Ketua MPR Menyatakan Lembaga Legislatif dan Yudikatif Mulai Pindah ke IKN pada 2028

Ketua Majelis Permusyawaratan Rakyat (MPR) Ahmad Muzani optimis bahwa Ibu Kota Nusantara (IKN) akan berfungsi sebagai ibu kota negara pada tahun 2028. Keyakinan ini disampaikan Muzani saat kunjungan pimpinan MPR ke lokasi IKN di Kalimantan Timur pada Senin, 20 April 2026.

Dalam kunjungan tersebut, Muzani bersama pimpinan lain meninjau perkembangan pembangunan berbagai gedung dan fasilitas pendukung. Ia menegaskan bahwa ini menunjukkan keseriusan rencana menjadikan IKN sebagai pusat pemerintahan, tidak hanya untuk lembaga eksekutif, tetapi juga untuk legislatif dan yudikatif.

Muzani berharap waktu 2028 menjadi titik yang ideal untuk memfungsikan Ibu Kota Nusantara seperti ibu kota Republik Indonesia. Ia mengungkapkan bahwa kunjungannya kali ini adalah setelah dua tahun dari kunjungan terakhir pada akhir 2024, di mana ia mencatat kemajuan signifikan dalam pembangunan.

Proyek yang tengah dikerjakan mencakup pembangunan tempat ibadah, kantor pengelola otorita IKN, Istana Wakil Presiden, dan bandara. "Ini merupakan fasilitas penting yang mendukung operasional IKN dan menjadi kebanggaan bagi kami," katanya.
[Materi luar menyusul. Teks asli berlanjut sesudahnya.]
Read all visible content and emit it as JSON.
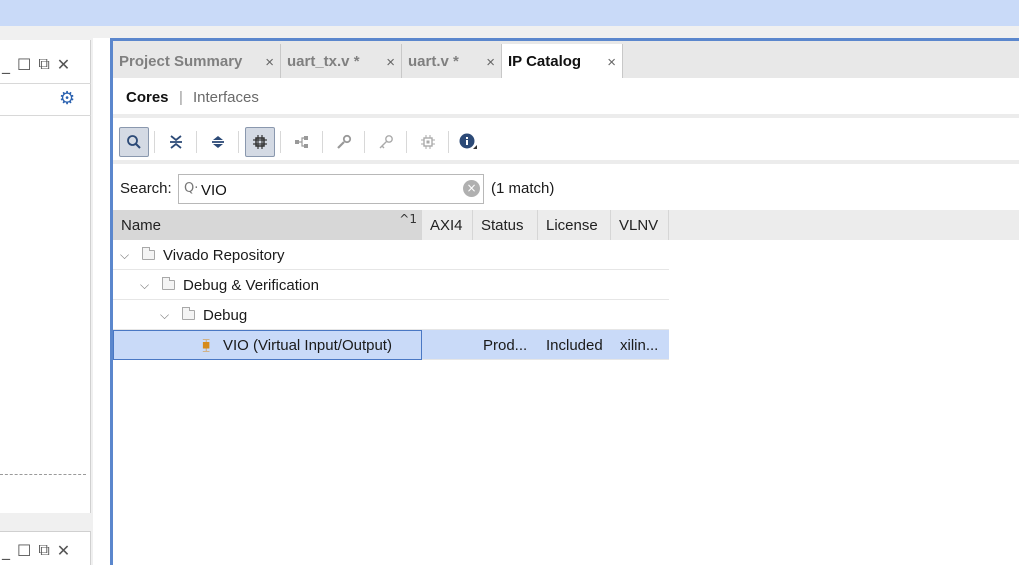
{
  "left_panel": {
    "window_controls": [
      "minimize-icon",
      "maximize-icon",
      "float-icon",
      "close-icon"
    ],
    "settings_icon": "gear-icon"
  },
  "tabs": [
    {
      "label": "Project Summary",
      "active": false,
      "close": "×"
    },
    {
      "label": "uart_tx.v *",
      "active": false,
      "close": "×"
    },
    {
      "label": "uart.v *",
      "active": false,
      "close": "×"
    },
    {
      "label": "IP Catalog",
      "active": true,
      "close": "×"
    }
  ],
  "subtabs": {
    "cores": "Cores",
    "separator": "|",
    "interfaces": "Interfaces"
  },
  "toolbar": [
    "search-icon",
    "collapse-all-icon",
    "expand-all-icon",
    "filter-icon",
    "hierarchy-icon",
    "wrench-icon",
    "key-icon",
    "chip-icon",
    "info-icon"
  ],
  "search": {
    "label": "Search:",
    "value": "VIO",
    "icon": "Q·",
    "clear": "×",
    "match_text": "(1 match)"
  },
  "table": {
    "columns": [
      "Name",
      "AXI4",
      "Status",
      "License",
      "VLNV"
    ],
    "sort_indicator": "^1",
    "rows": [
      {
        "indent": 0,
        "name": "Vivado Repository",
        "type": "folder",
        "axi4": "",
        "status": "",
        "license": "",
        "vlnv": ""
      },
      {
        "indent": 1,
        "name": "Debug & Verification",
        "type": "folder",
        "axi4": "",
        "status": "",
        "license": "",
        "vlnv": ""
      },
      {
        "indent": 2,
        "name": "Debug",
        "type": "folder",
        "axi4": "",
        "status": "",
        "license": "",
        "vlnv": ""
      },
      {
        "indent": 3,
        "name": "VIO (Virtual Input/Output)",
        "type": "ip",
        "axi4": "",
        "status": "Prod...",
        "license": "Included",
        "vlnv": "xilin..."
      }
    ]
  },
  "colors": {
    "accent": "#5b87cd",
    "selection": "#c9daf8",
    "title_bar": "#c9daf8",
    "ip_icon": "#d68a1a"
  }
}
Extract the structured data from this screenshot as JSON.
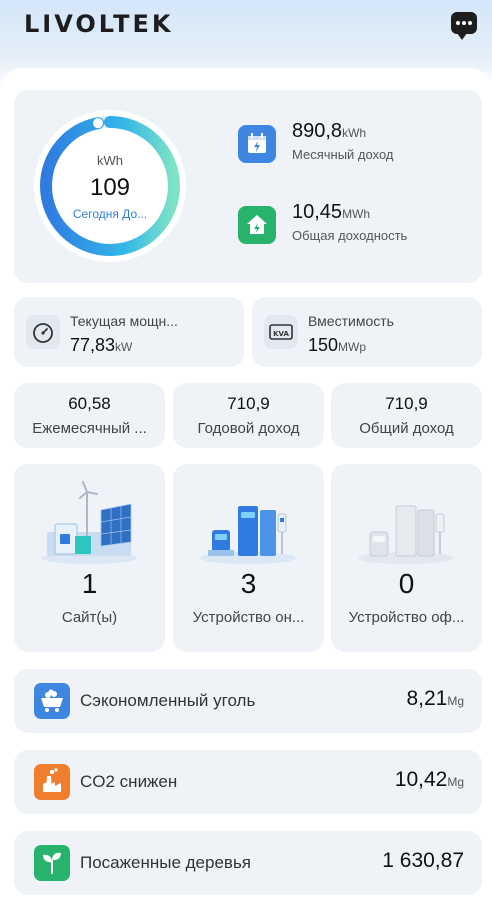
{
  "header": {
    "logo": "LIVOLTEK",
    "chat_icon": "chat-icon"
  },
  "today": {
    "unit": "kWh",
    "value": "109",
    "label": "Сегодня До...",
    "progress_fraction": 0.97,
    "monthly": {
      "value": "890,8",
      "unit": "kWh",
      "label": "Месячный доход",
      "icon": "calendar-bolt-icon",
      "color": "#3f86e0"
    },
    "total": {
      "value": "10,45",
      "unit": "MWh",
      "label": "Общая доходность",
      "icon": "home-bolt-icon",
      "color": "#27b36b"
    }
  },
  "power": {
    "label": "Текущая мощн...",
    "value": "77,83",
    "unit": "kW",
    "icon": "gauge-icon"
  },
  "capacity": {
    "label": "Вместимость",
    "value": "150",
    "unit": "MWp",
    "icon": "kva-icon",
    "icon_text": "KVA"
  },
  "income": [
    {
      "value": "60,58",
      "label": "Ежемесячный ..."
    },
    {
      "value": "710,9",
      "label": "Годовой доход"
    },
    {
      "value": "710,9",
      "label": "Общий доход"
    }
  ],
  "devices": [
    {
      "count": "1",
      "label": "Сайт(ы)",
      "icon": "solar-site-icon"
    },
    {
      "count": "3",
      "label": "Устройство он...",
      "icon": "online-device-icon"
    },
    {
      "count": "0",
      "label": "Устройство оф...",
      "icon": "offline-device-icon"
    }
  ],
  "environment": [
    {
      "label": "Сэкономленный уголь",
      "value": "8,21",
      "unit": "Mg",
      "icon": "coal-cart-icon",
      "color": "#3f86e0"
    },
    {
      "label": "CO2 снижен",
      "value": "10,42",
      "unit": "Mg",
      "icon": "factory-icon",
      "color": "#ef7e2e"
    },
    {
      "label": "Посаженные деревья",
      "value": "1 630,87",
      "unit": "",
      "icon": "sprout-icon",
      "color": "#27b36b"
    }
  ]
}
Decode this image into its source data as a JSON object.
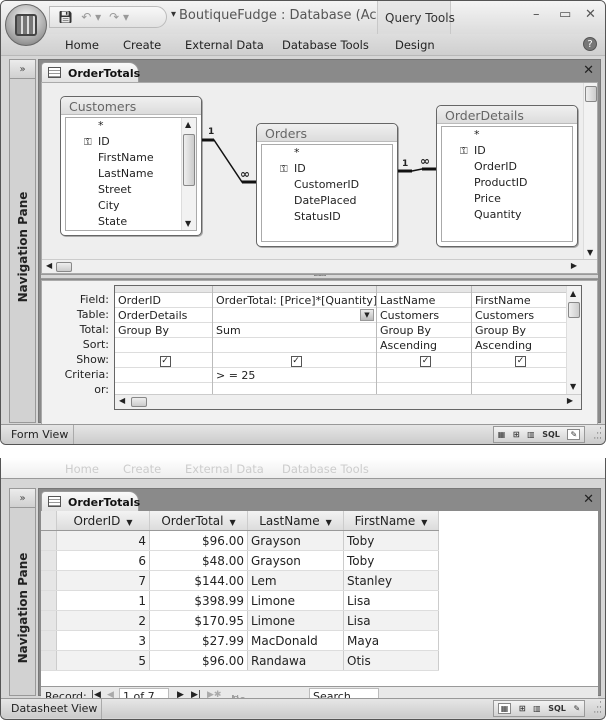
{
  "window1": {
    "title": "BoutiqueFudge : Database (Ac...",
    "contextual_tab_group": "Query Tools",
    "ribbon_tabs": [
      "Home",
      "Create",
      "External Data",
      "Database Tools",
      "Design"
    ],
    "window_controls": {
      "minimize": "–",
      "maximize": "▭",
      "close": "✕"
    },
    "help": "?",
    "nav_pane": {
      "expand": "»",
      "label": "Navigation Pane"
    },
    "doc_tab": "OrderTotals",
    "close_doc": "✕",
    "tables": [
      {
        "name": "Customers",
        "fields": [
          "*",
          "ID",
          "FirstName",
          "LastName",
          "Street",
          "City",
          "State"
        ],
        "key_field": "ID"
      },
      {
        "name": "Orders",
        "fields": [
          "*",
          "ID",
          "CustomerID",
          "DatePlaced",
          "StatusID"
        ],
        "key_field": "ID"
      },
      {
        "name": "OrderDetails",
        "fields": [
          "*",
          "ID",
          "OrderID",
          "ProductID",
          "Price",
          "Quantity"
        ],
        "key_field": "ID"
      }
    ],
    "relationships": [
      {
        "from": "Customers",
        "to": "Orders",
        "one": "1",
        "many": "∞"
      },
      {
        "from": "Orders",
        "to": "OrderDetails",
        "one": "1",
        "many": "∞"
      }
    ],
    "grid": {
      "row_labels": [
        "Field:",
        "Table:",
        "Total:",
        "Sort:",
        "Show:",
        "Criteria:",
        "or:"
      ],
      "columns": [
        {
          "field": "OrderID",
          "table": "OrderDetails",
          "total": "Group By",
          "sort": "",
          "show": true,
          "criteria": "",
          "or": ""
        },
        {
          "field": "OrderTotal: [Price]*[Quantity]",
          "table": "",
          "total": "Sum",
          "sort": "",
          "show": true,
          "criteria": "> = 25",
          "or": ""
        },
        {
          "field": "LastName",
          "table": "Customers",
          "total": "Group By",
          "sort": "Ascending",
          "show": true,
          "criteria": "",
          "or": ""
        },
        {
          "field": "FirstName",
          "table": "Customers",
          "total": "Group By",
          "sort": "Ascending",
          "show": true,
          "criteria": "",
          "or": ""
        }
      ]
    },
    "status": "Form View",
    "views": [
      "datasheet-view",
      "pivottable-view",
      "pivotchart-view",
      "SQL",
      "design-view"
    ]
  },
  "window2": {
    "ghost_tabs": [
      "Home",
      "Create",
      "External Data",
      "Database Tools"
    ],
    "nav_pane": {
      "expand": "»",
      "label": "Navigation Pane"
    },
    "doc_tab": "OrderTotals",
    "close_doc": "✕",
    "datasheet": {
      "columns": [
        "OrderID",
        "OrderTotal",
        "LastName",
        "FirstName"
      ],
      "rows": [
        [
          "4",
          "$96.00",
          "Grayson",
          "Toby"
        ],
        [
          "6",
          "$48.00",
          "Grayson",
          "Toby"
        ],
        [
          "7",
          "$144.00",
          "Lem",
          "Stanley"
        ],
        [
          "1",
          "$398.99",
          "Limone",
          "Lisa"
        ],
        [
          "2",
          "$170.95",
          "Limone",
          "Lisa"
        ],
        [
          "3",
          "$27.99",
          "MacDonald",
          "Maya"
        ],
        [
          "5",
          "$96.00",
          "Randawa",
          "Otis"
        ]
      ]
    },
    "record_nav": {
      "label": "Record:",
      "position": "1 of 7",
      "filter": "No Filter",
      "search": "Search"
    },
    "status": "Datasheet View"
  }
}
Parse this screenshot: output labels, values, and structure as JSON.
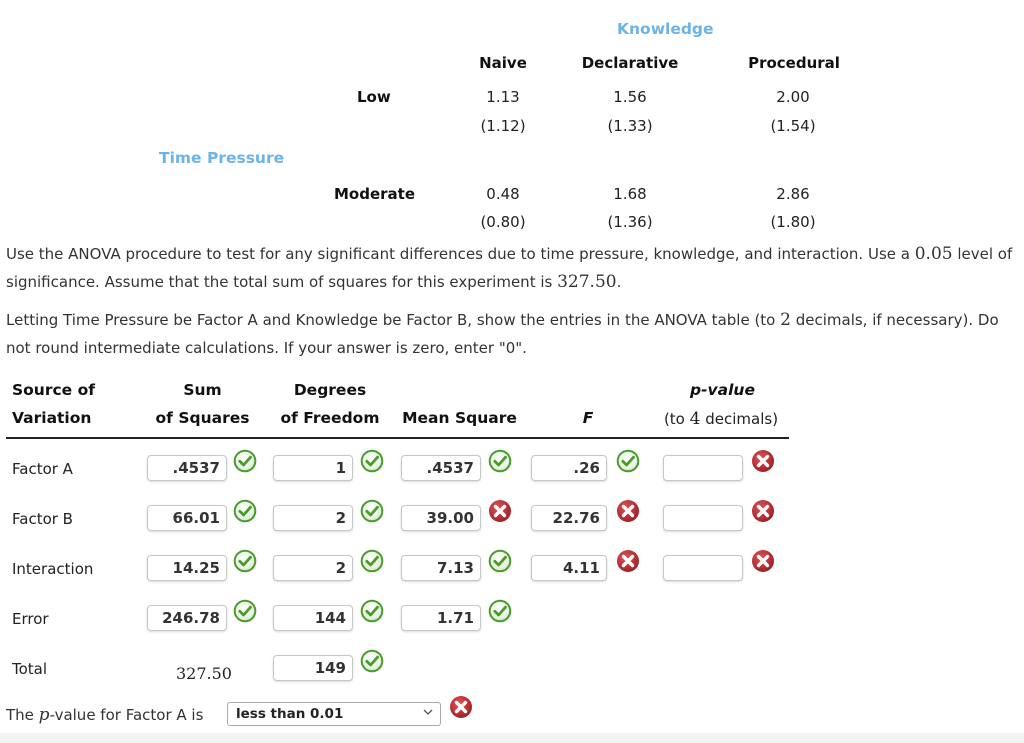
{
  "design_table": {
    "column_factor_label": "Knowledge",
    "row_factor_label": "Time Pressure",
    "columns": [
      "Naive",
      "Declarative",
      "Procedural"
    ],
    "rows": [
      {
        "label": "Low",
        "means": [
          "1.13",
          "1.56",
          "2.00"
        ],
        "sds": [
          "(1.12)",
          "(1.33)",
          "(1.54)"
        ]
      },
      {
        "label": "Moderate",
        "means": [
          "0.48",
          "1.68",
          "2.86"
        ],
        "sds": [
          "(0.80)",
          "(1.36)",
          "(1.80)"
        ]
      }
    ]
  },
  "instructions": {
    "p1_a": "Use the ANOVA procedure to test for any significant differences due to time pressure, knowledge, and interaction. Use a ",
    "p1_alpha": "0.05",
    "p1_b": " level of significance. Assume that the total sum of squares for this experiment is ",
    "p1_total": "327.50",
    "p1_c": ".",
    "p2_a": "Letting Time Pressure be Factor A and Knowledge be Factor B, show the entries in the ANOVA table (to ",
    "p2_decimals": "2",
    "p2_b": " decimals, if necessary). Do not round intermediate calculations. If your answer is zero, enter \"0\"."
  },
  "anova": {
    "headers": {
      "source_1": "Source of",
      "source_2": "Variation",
      "ss_1": "Sum",
      "ss_2": "of Squares",
      "df_1": "Degrees",
      "df_2": "of Freedom",
      "ms": "Mean Square",
      "f": "F",
      "p_1": "p-value",
      "p_2a": "(to ",
      "p_2n": "4",
      "p_2b": " decimals)"
    },
    "rows": [
      {
        "label": "Factor A",
        "ss": ".4537",
        "ss_ok": true,
        "df": "1",
        "df_ok": true,
        "ms": ".4537",
        "ms_ok": true,
        "f": ".26",
        "f_ok": true,
        "p": "",
        "p_ok": false
      },
      {
        "label": "Factor B",
        "ss": "66.01",
        "ss_ok": true,
        "df": "2",
        "df_ok": true,
        "ms": "39.00",
        "ms_ok": false,
        "f": "22.76",
        "f_ok": false,
        "p": "",
        "p_ok": false
      },
      {
        "label": "Interaction",
        "ss": "14.25",
        "ss_ok": true,
        "df": "2",
        "df_ok": true,
        "ms": "7.13",
        "ms_ok": true,
        "f": "4.11",
        "f_ok": false,
        "p": "",
        "p_ok": false
      },
      {
        "label": "Error",
        "ss": "246.78",
        "ss_ok": true,
        "df": "144",
        "df_ok": true,
        "ms": "1.71",
        "ms_ok": true
      },
      {
        "label": "Total",
        "ss_static": "327.50",
        "df": "149",
        "df_ok": true
      }
    ]
  },
  "pvalue_question": {
    "prefix": "The ",
    "p": "p",
    "suffix": "-value for Factor A is",
    "selected": "less than 0.01",
    "correct": false
  },
  "colors": {
    "accent_blue": "#6cb4e8",
    "correct_green": "#4a9a2e",
    "wrong_red": "#b5282b"
  }
}
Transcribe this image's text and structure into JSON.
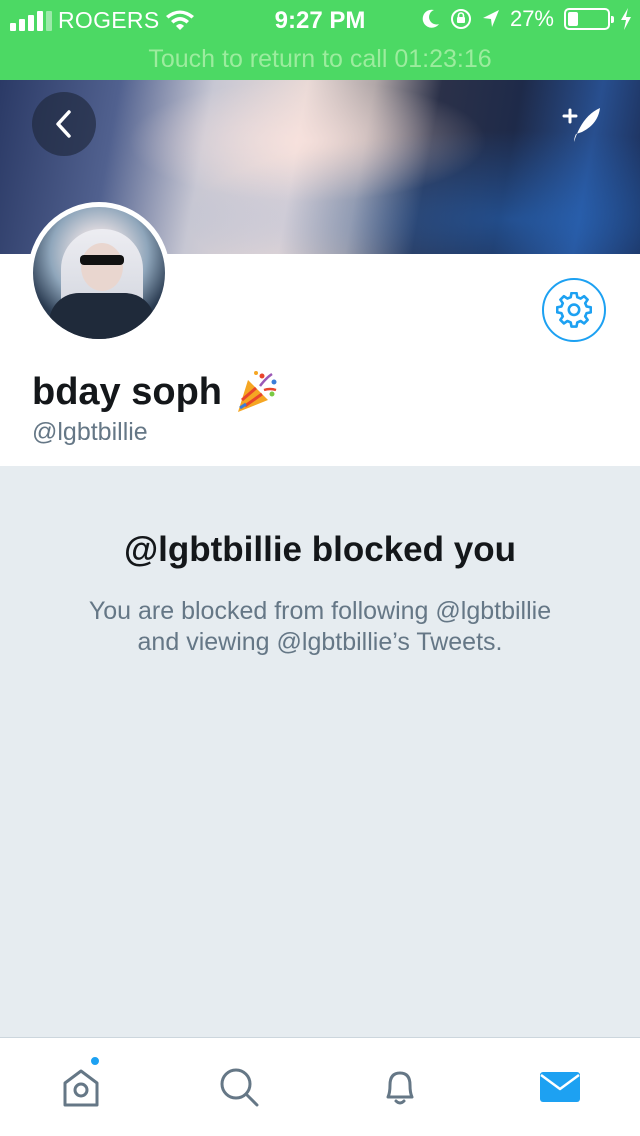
{
  "status_bar": {
    "carrier": "ROGERS",
    "time": "9:27 PM",
    "battery_percent": "27%",
    "battery_level": 0.27,
    "icons": [
      "signal-icon",
      "wifi-icon",
      "moon-icon",
      "rotation-lock-icon",
      "location-icon",
      "battery-icon",
      "charging-icon"
    ]
  },
  "call_banner": {
    "text": "Touch to return to call 01:23:16"
  },
  "header": {
    "back_icon": "chevron-left-icon",
    "compose_icon": "compose-tweet-icon"
  },
  "profile": {
    "display_name": "bday soph",
    "name_emoji": "party-popper-icon",
    "handle": "@lgbtbillie",
    "settings_icon": "gear-icon"
  },
  "blocked": {
    "title": "@lgbtbillie blocked you",
    "line1": "You are blocked from following @lgbtbillie",
    "line2": "and viewing @lgbtbillie’s Tweets."
  },
  "tabbar": {
    "tabs": [
      {
        "name": "home",
        "icon": "home-icon",
        "has_dot": true
      },
      {
        "name": "search",
        "icon": "search-icon"
      },
      {
        "name": "notifications",
        "icon": "bell-icon"
      },
      {
        "name": "messages",
        "icon": "mail-icon",
        "active": true
      }
    ],
    "accent": "#1da1f2"
  },
  "colors": {
    "status_green": "#4cd964",
    "twitter_blue": "#1da1f2",
    "background": "#e6ecf0",
    "text_secondary": "#657786"
  }
}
Muzani juga menyampaikan bahwa Presiden Prabowo Subianto telah memberikan persetujuan untuk pembangunan gedung lembaga legislatif dan yudikatif. Ia menjelaskan bahwa proses pembangunan untuk kedua lembaga ini telah dimulai.

Sebelumnya, Wakil Presiden RI Gibran Rakabuming Raka telah mengirimkan 50 staf ke IKN untuk mempersiapkan kebutuhan perkantoran. Informasi ini disampaikan oleh Kepala Otorita IKN, Basuki Hadimuljono, dalam rapat kerja di Komisi II DPR pada 30 Maret 2026.

Basuki memprediksi bahwa rencana tersebut akan terealisasi pada tahun ini. "Kami sudah menugaskan 50 staf untuk persiapan berkantor di sana. Mudah-mudahan ini segera terlaksana," ucapnya.

Basuki juga berharap Gibran bisa segera berkantor di IKN, menyusul kedatangannya yang sudah lebih dahulu tinggal di sana. Dalam penjelasannya, ia menyebut bahwa semua persiapan, termasuk gedung dan perabotan, hampir selesai, meskipun waktu pasti Gibran mulai bertugas di IKN masih belum bisa dipastikan.

Disclaimer:
Artikel ini ditulis ulang secara otomatis oleh AI berdasarkan sumber: www.cnnindonesia.com tanpa mengubah fakta pada artikel asli.